期刊名称:Proceedings of the National Academy of Sciences
印刷版ISSN:0027-8424
电子版ISSN:1091-6490
出版年度:2021
卷号:118
期号:40
DOI:10.1073/pnas.2112039118
语种:English
出版社:The National Academy of Sciences of the United States of America
摘要:Significance
Centralspindlin bundles microtubules to assemble the central spindle, being essential for cytokinesis of the cell. It is a heterotetramer formed by ZEN-4 and CYK-4 in a 2:2 manner. We determined the crystal structures of centralspindlin, which revealed the detailed mechanism of complex formation. We found that centralspindlin clustered to undergo liquid–liquid phase separation (LLPS), which depended on the complementary charged residues located at ZEN-4 and CYK-4, respectively, explaining the synergy of the two subunits for the function. The LLPS of centralspindlin is critical for the microtubule bundling activity in vitro and the assembly of the central spindle in vivo. Together, our study provides angstrom-to-micron mechanistic insights into central spindle assembly mediated by the centralspindlin complex.
The central spindle spatially and temporally regulates the formation of division plane during cytokinesis in animal cells.
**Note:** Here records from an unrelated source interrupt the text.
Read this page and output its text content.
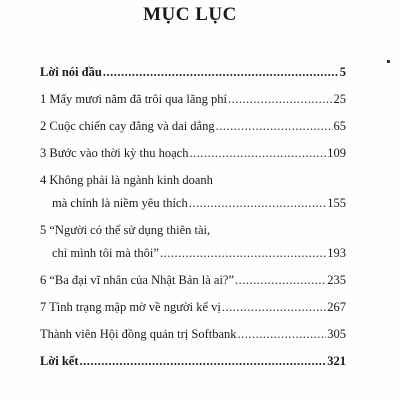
MỤC LỤC
Lời nói đầu .....	5
1 Mấy mươi năm đã trôi qua lãng phí .....	25
2 Cuộc chiến cay đắng và dai dẳng .....	65
3 Bước vào thời kỳ thu hoạch .....	109
4 Không phải là ngành kinh doanh
mà chính là niềm yêu thích .....	155
5 “Người có thể sử dụng thiên tài,
chỉ mình tôi mà thôi” .....	193
6 “Ba đại vĩ nhân của Nhật Bản là ai?” .....	235
7 Tình trạng mập mờ về người kế vị .....	267
Thành viên Hội đồng quản trị Softbank .....	305
Lời kết .....	321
The heterotetrameric centralspindlin complex bundles microtubules to assemble the central spindle, the mechanism of which is poorly understood. Here, we determined the crystal structures of the molecular backbone of ZEN-4/CYK-4 centralspindlin from
Caenorhabditis elegans, which revealed the detailed mechanism of complex formation. The molecular backbone of centralspindlin has the intrinsic propensity to undergo liquid–liquid phase separation. The condensation of centralspindlin requires two patches of basic residues at ZEN-4 and multiple acidic residues at the intrinsically disordered region of CYK-4, explaining the synergy of the two subunits for the function. These complementary charged residues were critical for the microtubule bundling activity of centralspindlin in vitro and for the assembly of the central spindle in vivo. Together, our findings provide insights into the mechanism of central spindle assembly mediated by centralspindlin through charge-driven macromolecular condensation.